Crowds and well-lit places are
a homeless woman’s best defense.
That is one of the things New York
artist and photo-journalist Ann Marie Rousseau learned during
her 10 years chronicling the plight of 18 homeless women in
the 1970s and early 1980s.
An exhibit of her photographs coupled
with the homeless women’s words, titled "Out of Place,
Out of Mind," opens today at Orange Coast College’s Art
Gallery. The work in the exhibit comes from Rousseau’s 1981
book, "Shopping Bag Ladies: Homeless Women Speak About
Their Lives," which was the basis for the 1985 CBS movie,
"Stone Pillow," starring Lucille Ball.
"Everyone has a story,"
Rousseau said. "The words are the text- they form the personal
portraits. Through their words, you get to know them, hear their
stories. I tried to let the text speak for their ‘why,’ their
own version of what had happened, how they came to be there."
Rousseau, who is in town teaching
an experimental painting class as part of OCC’s Artist-in-Residence
program, discovered homeless women while teaching an art workshop
at a shelter.
"I didn’t know what a shelter
was at the time," she said. "It was how I first met
homeless women. I didn’t know they existed."

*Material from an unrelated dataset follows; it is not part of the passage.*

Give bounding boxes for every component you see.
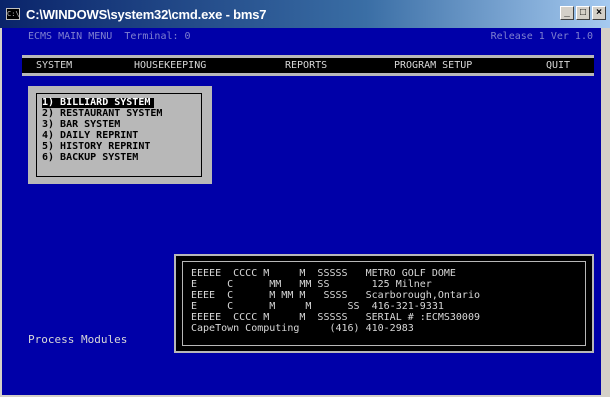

Rousseau continued to work with
the homeless and eventually got a grant for a photography class-
where the women were given cameras to record their vision of
New York. The photos were exhibited at the Metropolitan Museum
Then Rousseau began the "Shopping
Bag Ladies" project- traveling around the country visiting
skid rows and photographing women.
"I talked to very extreme
cases- people who had been homeless a long time, who had been
surviving on the streets," she said. "What I was really
trying to photograph in the work I did was not so much portraits
of the women- which I did do- but portraits of the environment
in which they were invisible."
Rousseau would hookup with a woman
and go with her wherever she went, stay with her wherever she
"It gave me a deeper understanding
of how dangerous it is for women to be homeless- and the strategies
they use to protect themselves," Rousseau said.
Those strategies included staying
where there was light and other people- such as train stations
and hospital emergency rooms.
"Having other people around
was crucial," she said.
Rousseau learned that, because
of the constant danger, the women rarely slept at night.
"Sleep deprivation was a huge
factor in the disorientation of being homeless," she said.
"People who had to live outside for any length of time
became more disabled than they were before."
Rousseau observed that a homeless
woman’s personality would change once she could get some shelter,
sleep and a little food.
"They would be more coherent
and able to make some sort of plan about what to do with their
future," she said. "When I met them on the street,
they couldn’t think of anything to do other than getting food
for that day or where to sleep that night."
And Rousseau learned that the women
would guard ferociously what little possessions they had.
"By holding on to them, they
were holding on to sanity," she said. "It was like,
the more substance they had, the more substance they felt."
Rousseau found that it was seldom
one event- such as losing an apartment- that caused a woman
to be homeless.
"It always was sort of an
accumulation of events- having to do with economics, mental
health, addition- something was holding them by a thread inside,"
she said. "Many people subsist marginally- there is some
check that comes from somewhere, some little room where they
pay rent. They may be eccentric or bizarre- but they are able
to maintain themselves.
"But knock over one of those
pins and they end up out on the street."